Neither of the two leading Republican presidential candidates appear to have lost as much as a wink of sleep over the million or more deaths caused by the Iraqi embargo. Bush and McCain both support enforcement of the sanctions, and McCain even openly demands the overthrow of Saddam's regime. One can only wonder how Bush and McCain can display such callous attitudes toward such blatant misinformation and destruction of innocent human life.

Because of the Republican frontrunners' positions, it seems the American people won't have any foreign policy choices in the general election. Regardless which party wins, America will administer multiple Balkan protectorates, give out war guarantees as easily as they would popcorn and starve millions of innocent foreigners because they won't install the stooges of Uncle Sam. Although the next American president will have to pass judgement on whether or not it is in our interests to make Latvia a member of NATO, the electorate will not be able to express an opinion on this matter. It seems parties are prepared to nominate dyed in the wool internationalists.

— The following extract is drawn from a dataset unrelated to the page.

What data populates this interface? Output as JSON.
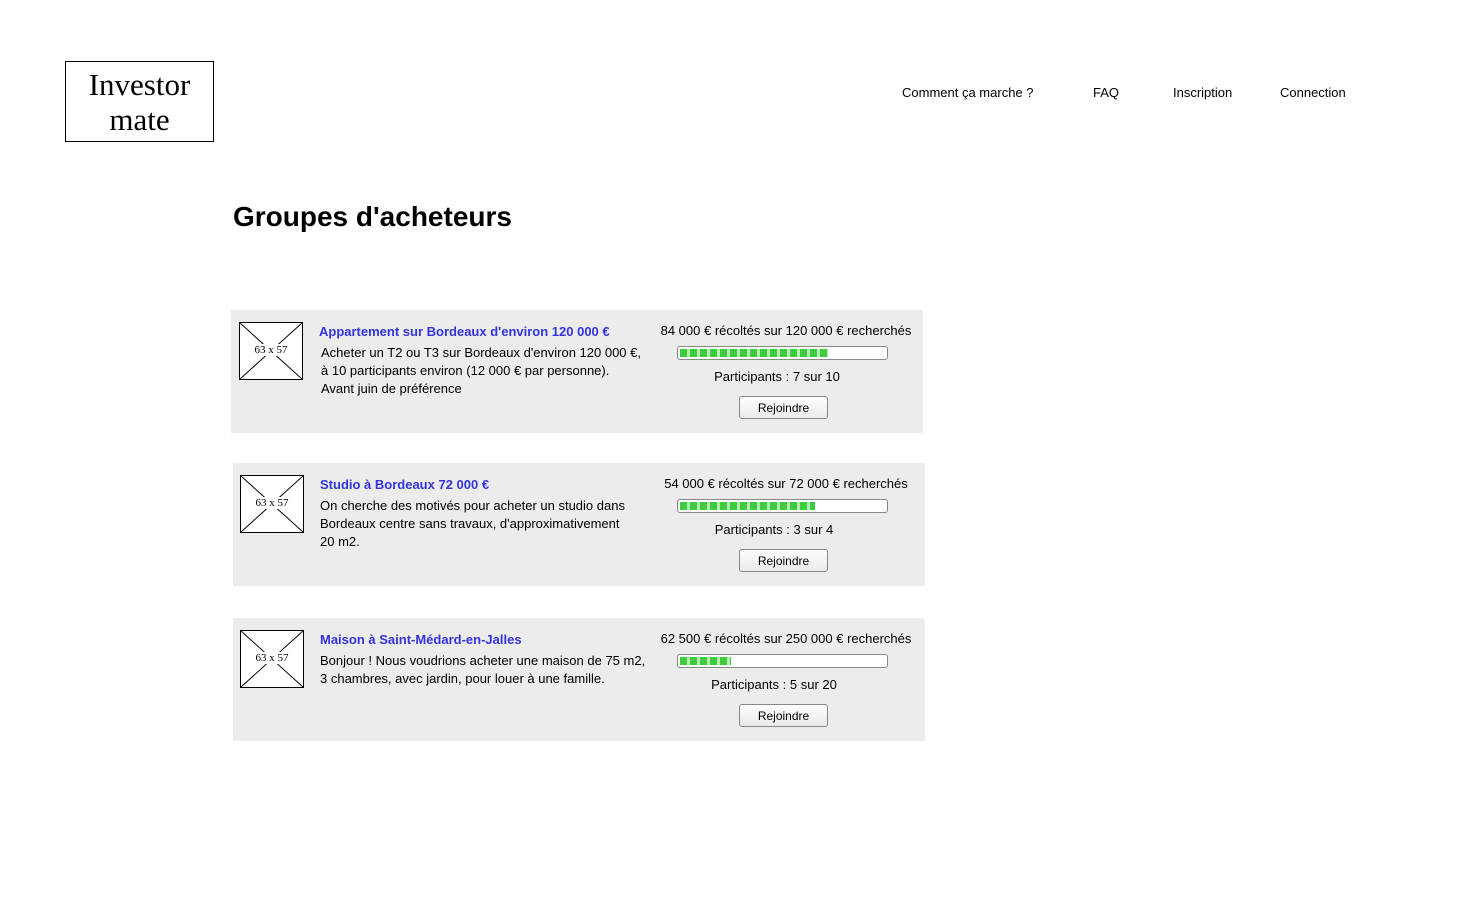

It makes sense that no candidate, in this day and age, would want the label of "isolationist." But Republicans have fallen a long way since Ronald Reagan's reign, when intervention was at least employed as a means to a worthy end--the destruction of the Soviet Union. Today, Republicans endorse crusade after crusade, each time undertaking a newly permanent international commitment that results in more, rather than less, human suffering. Republicans have been intoxicated by a new internationalist machismo that offers one final claim to greatness by the leaders of the post-Cold War era. But eleven years after the fall of the Berlin Wall, it appears that the Evil Empire is now us.

Steven R. Pirairo '02 is an economics concentrator in Leverett House. He is a contributing writer for the Harvard Salient.